Paralelamente aos movimentos do MDB, Alcolumbre tenta viabilizar Rodrigo Pacheco (DEM-MG). O nome de Antonio Anastasia (PSD-MG), vice-presidente da Casa, também foi citado. Entra na disputa o Muda Senado, grupo composto por 18 senadores de diferentes partidos que, se não lançar candidatura própria, deve apoiar um nome para tirar Alcolumbre de campo.

Para o cientista político André César, o Senado vive uma realidade distinta da Câmara. Não há uma dicotomia clara na disputa entre um nome alinhado ao governo e outro mais independente. Além disso, a tendência é de que se busque um nome mais consensual. Para ele, o grupo Muda Senado deve fazer barulho, mas sem peso, enquanto o governo busca viabilizar uma sequência à gestão Alcolumbre.

“Alcolumbre foi um líder que ajudou na agenda governista, contribuiu para minimizar ruídos, por exemplo o caso do Flávio (Bolsonaro), com as rachadinhas e tudo mais. O que o governo teme é que entre alguém do MDB menos alinhado, como o Eduardo Braga”, afirma. Ainda assim, segundo César, pensando em Braga e Simone Tebet, por exemplo, o cenário ao Planalto é mais propício com Braga que, para o analista, tem um perfil que possibilita uma negociação com o Planalto melhor do que seria no caso da senadora.

O cientista político Melillo Dinis afirma não enxergar mudança substancial no cenário, independentemente do nome que chegará à mesa do Senado. “O Senado não terá protagonismo algum; ficará na esteira do que a Câmara impuser ou do que o Planalto provocar. O Senado gostou desse ‘local’ de reivindicação de governadores. Virou uma Casa de repercussão. Alcolumbre e parte do Senado estavam atrás de construir temas locais, virou um clube de vereadores”, afirma.

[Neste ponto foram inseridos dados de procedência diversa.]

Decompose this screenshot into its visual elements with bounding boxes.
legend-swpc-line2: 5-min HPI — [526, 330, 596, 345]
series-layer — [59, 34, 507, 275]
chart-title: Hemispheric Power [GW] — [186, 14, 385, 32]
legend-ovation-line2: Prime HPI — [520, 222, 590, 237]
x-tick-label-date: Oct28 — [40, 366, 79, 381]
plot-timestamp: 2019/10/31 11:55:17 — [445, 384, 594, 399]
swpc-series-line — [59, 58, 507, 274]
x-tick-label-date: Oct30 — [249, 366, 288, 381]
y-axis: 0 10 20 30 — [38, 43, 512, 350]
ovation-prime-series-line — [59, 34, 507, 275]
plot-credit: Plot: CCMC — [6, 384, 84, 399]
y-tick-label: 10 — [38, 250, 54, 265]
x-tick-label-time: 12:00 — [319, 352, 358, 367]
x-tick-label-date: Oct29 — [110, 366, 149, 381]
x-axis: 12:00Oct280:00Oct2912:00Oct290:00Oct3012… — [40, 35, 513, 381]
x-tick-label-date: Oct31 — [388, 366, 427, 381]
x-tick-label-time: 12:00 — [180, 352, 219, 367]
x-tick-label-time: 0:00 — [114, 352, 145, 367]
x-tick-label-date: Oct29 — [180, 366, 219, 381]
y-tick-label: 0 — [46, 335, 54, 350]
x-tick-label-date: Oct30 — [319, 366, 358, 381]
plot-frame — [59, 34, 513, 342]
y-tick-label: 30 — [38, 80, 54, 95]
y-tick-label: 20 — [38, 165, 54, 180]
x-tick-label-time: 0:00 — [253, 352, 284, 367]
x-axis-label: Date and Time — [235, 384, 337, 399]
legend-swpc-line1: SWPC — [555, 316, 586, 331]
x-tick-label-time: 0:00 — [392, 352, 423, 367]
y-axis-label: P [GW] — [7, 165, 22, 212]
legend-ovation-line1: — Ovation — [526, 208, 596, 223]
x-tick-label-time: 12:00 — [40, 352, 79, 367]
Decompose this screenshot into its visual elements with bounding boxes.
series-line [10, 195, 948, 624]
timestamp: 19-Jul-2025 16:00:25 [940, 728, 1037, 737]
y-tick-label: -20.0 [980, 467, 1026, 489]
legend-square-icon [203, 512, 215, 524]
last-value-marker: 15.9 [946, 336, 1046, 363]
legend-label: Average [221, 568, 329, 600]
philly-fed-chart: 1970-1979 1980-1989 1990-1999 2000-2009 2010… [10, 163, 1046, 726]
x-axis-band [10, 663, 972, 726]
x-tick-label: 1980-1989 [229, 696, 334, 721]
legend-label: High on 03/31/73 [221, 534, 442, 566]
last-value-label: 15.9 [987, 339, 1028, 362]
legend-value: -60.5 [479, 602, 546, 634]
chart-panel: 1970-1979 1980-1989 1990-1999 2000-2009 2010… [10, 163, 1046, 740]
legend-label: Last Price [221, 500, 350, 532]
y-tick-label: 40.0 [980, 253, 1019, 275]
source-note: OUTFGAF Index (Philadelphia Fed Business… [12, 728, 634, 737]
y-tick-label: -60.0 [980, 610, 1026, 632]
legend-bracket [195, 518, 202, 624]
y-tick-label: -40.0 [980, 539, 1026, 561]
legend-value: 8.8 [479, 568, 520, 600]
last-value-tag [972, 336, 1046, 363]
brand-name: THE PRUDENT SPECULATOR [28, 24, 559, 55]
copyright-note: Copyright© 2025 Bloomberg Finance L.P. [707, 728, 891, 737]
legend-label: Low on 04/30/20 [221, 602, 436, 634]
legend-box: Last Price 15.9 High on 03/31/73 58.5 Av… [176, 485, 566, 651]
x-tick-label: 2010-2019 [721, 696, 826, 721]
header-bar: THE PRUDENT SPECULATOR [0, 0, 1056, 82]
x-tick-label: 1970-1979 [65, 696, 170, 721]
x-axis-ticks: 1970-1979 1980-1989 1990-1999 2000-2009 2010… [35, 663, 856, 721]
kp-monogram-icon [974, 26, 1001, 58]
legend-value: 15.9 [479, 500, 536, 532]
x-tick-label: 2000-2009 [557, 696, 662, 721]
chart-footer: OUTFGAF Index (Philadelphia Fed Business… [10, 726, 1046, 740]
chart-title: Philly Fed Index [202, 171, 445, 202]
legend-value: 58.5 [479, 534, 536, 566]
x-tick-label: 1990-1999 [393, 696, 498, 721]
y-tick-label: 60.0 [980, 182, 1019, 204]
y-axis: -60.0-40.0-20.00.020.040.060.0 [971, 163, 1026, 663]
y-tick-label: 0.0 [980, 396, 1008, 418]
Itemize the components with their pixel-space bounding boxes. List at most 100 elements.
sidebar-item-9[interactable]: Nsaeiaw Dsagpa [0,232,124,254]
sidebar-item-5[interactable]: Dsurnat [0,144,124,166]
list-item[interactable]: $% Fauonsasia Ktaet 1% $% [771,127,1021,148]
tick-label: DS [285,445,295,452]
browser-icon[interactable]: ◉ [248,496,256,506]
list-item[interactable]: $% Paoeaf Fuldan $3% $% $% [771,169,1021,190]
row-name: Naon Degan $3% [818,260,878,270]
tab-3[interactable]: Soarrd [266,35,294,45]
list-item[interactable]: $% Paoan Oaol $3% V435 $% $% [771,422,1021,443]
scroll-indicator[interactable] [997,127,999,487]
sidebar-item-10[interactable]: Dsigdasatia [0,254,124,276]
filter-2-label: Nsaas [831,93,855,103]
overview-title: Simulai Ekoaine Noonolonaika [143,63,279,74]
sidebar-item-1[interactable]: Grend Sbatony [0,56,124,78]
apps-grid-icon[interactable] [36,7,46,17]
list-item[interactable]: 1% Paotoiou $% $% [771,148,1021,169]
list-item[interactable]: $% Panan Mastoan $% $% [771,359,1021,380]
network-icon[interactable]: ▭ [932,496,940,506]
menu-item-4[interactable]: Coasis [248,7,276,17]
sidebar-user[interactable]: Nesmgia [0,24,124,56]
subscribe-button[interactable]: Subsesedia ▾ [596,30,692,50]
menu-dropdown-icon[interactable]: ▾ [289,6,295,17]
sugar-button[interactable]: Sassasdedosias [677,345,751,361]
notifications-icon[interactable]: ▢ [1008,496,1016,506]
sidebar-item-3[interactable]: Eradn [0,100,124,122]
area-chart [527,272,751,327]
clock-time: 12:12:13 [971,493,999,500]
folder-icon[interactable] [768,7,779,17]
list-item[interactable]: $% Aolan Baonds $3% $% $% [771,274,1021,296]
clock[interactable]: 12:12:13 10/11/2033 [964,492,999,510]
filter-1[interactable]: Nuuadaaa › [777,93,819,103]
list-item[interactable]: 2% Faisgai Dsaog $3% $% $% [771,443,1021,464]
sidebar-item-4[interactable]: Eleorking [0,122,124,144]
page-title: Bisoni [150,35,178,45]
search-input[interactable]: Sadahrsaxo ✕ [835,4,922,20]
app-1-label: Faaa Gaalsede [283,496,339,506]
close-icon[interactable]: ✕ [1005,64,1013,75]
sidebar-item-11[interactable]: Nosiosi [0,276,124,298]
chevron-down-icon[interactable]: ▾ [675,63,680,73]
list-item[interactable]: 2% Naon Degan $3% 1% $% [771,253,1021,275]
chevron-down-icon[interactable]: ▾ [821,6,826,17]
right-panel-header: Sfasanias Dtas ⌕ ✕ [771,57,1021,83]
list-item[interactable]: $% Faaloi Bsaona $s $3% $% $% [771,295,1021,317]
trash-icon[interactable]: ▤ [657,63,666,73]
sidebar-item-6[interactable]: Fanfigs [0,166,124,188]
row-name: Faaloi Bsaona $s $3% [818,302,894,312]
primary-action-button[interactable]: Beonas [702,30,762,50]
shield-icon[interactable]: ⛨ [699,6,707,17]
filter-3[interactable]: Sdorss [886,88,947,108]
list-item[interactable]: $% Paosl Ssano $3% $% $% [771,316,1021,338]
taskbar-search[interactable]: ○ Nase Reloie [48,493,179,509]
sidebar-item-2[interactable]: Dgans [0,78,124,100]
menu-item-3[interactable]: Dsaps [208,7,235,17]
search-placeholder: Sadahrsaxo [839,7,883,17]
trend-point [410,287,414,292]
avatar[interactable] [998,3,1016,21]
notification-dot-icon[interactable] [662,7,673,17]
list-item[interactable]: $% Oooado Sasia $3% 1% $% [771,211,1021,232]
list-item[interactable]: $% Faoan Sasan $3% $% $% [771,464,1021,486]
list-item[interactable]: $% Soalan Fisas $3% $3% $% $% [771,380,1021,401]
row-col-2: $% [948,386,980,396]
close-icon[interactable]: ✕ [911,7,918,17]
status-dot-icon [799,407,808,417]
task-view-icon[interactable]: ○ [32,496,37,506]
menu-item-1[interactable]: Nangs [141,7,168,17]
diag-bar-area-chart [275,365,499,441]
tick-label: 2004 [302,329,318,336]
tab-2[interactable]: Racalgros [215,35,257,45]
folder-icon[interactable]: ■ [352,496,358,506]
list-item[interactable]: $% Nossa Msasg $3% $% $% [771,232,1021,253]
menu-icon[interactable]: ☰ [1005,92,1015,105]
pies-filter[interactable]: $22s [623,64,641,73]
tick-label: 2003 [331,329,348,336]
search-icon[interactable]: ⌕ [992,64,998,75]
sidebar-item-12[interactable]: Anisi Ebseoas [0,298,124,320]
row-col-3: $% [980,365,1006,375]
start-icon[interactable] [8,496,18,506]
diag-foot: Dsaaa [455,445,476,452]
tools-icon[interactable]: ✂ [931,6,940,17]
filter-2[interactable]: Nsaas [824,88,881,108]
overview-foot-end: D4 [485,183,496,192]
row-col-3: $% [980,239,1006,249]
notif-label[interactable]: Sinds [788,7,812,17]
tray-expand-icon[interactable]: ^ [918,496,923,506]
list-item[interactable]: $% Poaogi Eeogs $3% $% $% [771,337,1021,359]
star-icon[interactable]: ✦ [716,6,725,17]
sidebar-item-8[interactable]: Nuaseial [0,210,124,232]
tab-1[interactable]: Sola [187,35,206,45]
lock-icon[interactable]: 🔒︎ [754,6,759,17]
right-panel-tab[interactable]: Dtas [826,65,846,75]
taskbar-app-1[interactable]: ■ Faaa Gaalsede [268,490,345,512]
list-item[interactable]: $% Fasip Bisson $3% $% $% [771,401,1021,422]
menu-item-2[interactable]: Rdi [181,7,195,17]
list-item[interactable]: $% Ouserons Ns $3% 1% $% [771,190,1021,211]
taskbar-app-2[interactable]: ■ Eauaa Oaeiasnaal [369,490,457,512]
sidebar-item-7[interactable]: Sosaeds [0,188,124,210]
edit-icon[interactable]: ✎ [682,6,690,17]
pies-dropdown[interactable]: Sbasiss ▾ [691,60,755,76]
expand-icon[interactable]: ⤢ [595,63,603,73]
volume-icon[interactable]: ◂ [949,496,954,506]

O professor Paulo Calmon, da UnB, avalia que o Senado continuará muito influenciado pela sua atuação como Casa revisora. “Ou seja, revendo e corrigindo eventuais excessos ou equívocos ocorridos nas decisões da Câmara e do Palácio do Planalto”, afirma. De acordo com o professor, o Senado “continuará sendo avesso às propostas que geram efeitos importantes no equilíbrio federativo”.

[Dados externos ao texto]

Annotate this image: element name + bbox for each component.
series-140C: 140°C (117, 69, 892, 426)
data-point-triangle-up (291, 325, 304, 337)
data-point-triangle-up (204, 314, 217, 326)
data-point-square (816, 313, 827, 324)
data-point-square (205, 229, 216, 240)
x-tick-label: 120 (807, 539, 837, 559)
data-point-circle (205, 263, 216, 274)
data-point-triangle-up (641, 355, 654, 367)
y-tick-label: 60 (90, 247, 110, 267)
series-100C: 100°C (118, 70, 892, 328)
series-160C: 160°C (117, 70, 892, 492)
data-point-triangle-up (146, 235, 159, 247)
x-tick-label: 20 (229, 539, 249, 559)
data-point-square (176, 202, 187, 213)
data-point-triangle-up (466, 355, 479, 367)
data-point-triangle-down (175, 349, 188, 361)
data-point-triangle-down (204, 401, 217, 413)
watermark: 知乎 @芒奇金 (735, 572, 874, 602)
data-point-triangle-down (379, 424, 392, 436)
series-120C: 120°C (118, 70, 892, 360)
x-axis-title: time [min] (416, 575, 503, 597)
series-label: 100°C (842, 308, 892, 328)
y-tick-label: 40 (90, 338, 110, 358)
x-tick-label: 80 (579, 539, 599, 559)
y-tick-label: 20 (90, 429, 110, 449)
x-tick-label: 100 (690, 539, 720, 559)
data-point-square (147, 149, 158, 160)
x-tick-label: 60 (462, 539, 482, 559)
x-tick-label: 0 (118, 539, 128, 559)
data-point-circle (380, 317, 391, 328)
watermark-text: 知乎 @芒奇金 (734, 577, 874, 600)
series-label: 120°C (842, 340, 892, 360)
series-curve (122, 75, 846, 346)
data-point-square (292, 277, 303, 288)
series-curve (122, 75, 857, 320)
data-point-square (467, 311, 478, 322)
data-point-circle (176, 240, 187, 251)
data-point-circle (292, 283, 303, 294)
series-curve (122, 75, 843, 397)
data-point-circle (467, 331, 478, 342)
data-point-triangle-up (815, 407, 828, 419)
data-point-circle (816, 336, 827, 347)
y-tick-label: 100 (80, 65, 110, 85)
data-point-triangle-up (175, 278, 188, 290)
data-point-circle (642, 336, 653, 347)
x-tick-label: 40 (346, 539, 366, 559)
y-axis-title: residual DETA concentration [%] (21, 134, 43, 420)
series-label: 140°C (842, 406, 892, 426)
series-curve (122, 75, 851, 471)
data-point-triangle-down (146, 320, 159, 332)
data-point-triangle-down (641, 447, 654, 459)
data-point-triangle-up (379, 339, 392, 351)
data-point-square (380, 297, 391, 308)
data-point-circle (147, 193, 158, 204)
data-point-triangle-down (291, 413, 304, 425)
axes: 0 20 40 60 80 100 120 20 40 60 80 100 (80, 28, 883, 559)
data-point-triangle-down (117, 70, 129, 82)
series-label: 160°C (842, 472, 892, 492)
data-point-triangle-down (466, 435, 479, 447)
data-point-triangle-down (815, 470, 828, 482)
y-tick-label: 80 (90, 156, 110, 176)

Para ele, o Senado tem um equilíbrio de forças diferente daquele que prevalece na Câmara, e a ascensão de Alcolumbre “decorreu de um movimento de renovação, impulsionado pelo clima da eleição presidencial, e de enfrentamento de um grupo mais experiente de senadores que vinha liderando o Senado ao longo de muitos anos”.

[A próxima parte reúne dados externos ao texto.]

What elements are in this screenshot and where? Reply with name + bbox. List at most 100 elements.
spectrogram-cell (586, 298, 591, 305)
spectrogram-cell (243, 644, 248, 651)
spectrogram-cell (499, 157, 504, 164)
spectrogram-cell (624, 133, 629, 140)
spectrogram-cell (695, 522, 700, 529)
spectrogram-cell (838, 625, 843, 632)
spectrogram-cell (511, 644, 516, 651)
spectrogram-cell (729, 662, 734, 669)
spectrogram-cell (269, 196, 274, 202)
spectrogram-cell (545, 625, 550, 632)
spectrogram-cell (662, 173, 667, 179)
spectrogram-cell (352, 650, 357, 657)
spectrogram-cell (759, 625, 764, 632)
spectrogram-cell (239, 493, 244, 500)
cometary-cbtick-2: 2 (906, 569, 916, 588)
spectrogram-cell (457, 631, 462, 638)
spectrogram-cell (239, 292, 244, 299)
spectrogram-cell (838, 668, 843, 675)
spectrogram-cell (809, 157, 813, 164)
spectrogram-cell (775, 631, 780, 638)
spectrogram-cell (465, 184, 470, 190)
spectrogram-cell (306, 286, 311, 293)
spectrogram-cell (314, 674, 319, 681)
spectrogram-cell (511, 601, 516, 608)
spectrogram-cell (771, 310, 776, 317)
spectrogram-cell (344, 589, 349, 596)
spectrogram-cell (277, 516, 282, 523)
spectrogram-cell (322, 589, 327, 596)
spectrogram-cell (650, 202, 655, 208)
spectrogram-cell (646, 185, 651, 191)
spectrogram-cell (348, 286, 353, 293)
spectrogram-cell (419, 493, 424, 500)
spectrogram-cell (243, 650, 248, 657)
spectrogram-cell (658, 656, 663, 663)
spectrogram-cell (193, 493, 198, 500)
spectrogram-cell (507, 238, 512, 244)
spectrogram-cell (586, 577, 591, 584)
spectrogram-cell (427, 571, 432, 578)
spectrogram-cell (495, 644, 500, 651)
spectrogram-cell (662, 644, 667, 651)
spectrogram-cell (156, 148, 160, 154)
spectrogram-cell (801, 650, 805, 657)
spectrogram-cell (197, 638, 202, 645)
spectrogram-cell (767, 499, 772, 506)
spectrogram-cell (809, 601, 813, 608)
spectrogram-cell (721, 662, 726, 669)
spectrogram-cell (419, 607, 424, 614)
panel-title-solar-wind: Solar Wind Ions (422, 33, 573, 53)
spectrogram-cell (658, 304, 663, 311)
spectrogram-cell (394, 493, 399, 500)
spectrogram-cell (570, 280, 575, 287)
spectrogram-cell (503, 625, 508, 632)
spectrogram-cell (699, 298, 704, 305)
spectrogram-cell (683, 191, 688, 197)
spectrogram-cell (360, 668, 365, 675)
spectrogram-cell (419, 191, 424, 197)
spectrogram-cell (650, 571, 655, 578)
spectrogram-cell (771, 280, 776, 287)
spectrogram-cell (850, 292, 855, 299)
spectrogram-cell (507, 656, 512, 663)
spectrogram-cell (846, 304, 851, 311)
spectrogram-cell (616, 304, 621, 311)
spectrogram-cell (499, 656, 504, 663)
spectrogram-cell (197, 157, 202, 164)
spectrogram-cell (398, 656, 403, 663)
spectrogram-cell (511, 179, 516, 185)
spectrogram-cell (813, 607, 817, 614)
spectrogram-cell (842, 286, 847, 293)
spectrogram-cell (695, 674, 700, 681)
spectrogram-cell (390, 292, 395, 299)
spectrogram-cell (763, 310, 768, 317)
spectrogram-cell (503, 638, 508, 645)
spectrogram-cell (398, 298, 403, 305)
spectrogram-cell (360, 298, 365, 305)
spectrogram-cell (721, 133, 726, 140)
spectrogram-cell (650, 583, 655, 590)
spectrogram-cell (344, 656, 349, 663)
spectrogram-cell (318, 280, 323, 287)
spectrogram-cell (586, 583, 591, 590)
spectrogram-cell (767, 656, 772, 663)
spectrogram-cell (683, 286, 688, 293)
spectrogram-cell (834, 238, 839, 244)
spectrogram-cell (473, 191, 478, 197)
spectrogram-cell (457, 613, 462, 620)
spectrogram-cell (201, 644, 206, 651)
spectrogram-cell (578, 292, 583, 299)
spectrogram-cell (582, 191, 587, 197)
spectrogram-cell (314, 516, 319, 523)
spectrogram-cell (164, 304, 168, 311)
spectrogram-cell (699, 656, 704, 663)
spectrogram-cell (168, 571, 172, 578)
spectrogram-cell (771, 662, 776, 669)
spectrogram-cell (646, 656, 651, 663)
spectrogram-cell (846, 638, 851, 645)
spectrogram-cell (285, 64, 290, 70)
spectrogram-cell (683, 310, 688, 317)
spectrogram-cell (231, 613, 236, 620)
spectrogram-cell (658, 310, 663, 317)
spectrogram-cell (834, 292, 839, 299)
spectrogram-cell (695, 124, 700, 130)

“O momento, agora, é outro e muitos senadores simpáticos a essa ampla renovação mudaram de opinião. Ainda não está claro qual será o desfecho desse novo processo de realinhamento”, opina.

De olho em 2022
O mandato nas presidências do Senado e da Câmara é de dois anos — mais um motivo pelo qual a disputa é tão importante ao presidente Jair Bolsonaro. Os próximos chefes do Parlamento estarão nos cargos nas eleições de 2022, quando Bolsonaro deve disputar a reeleição.

Para o analista político Melillo Dinis, a vitória de Arthur Lira significaria um “salto” mais liso e agradável ao presidente. Ao mesmo tempo, o chefe do Executivo terá que trabalhar, porque não poderá culpar a Câmara por eventuais problemas ou falta de avanço na pauta do Planalto. Já a vitória do outro bloco significa mais dificuldade a Bolsonaro, mas ele continuará culpando a Casa. “O que é uma prática que ele faz com muita qualidade. O presidente é campeão em culpar os outros por seus atos”, afirma.

A professora da UFRJ Mayra Goulart afirma que uma vitória de Lira certamente deve ajudar Bolsonaro, no sentido de evitar o tensionamento e a manter as pautas de costume, que são promessas de campanha do presidente que ele ainda não conseguiu cumprir.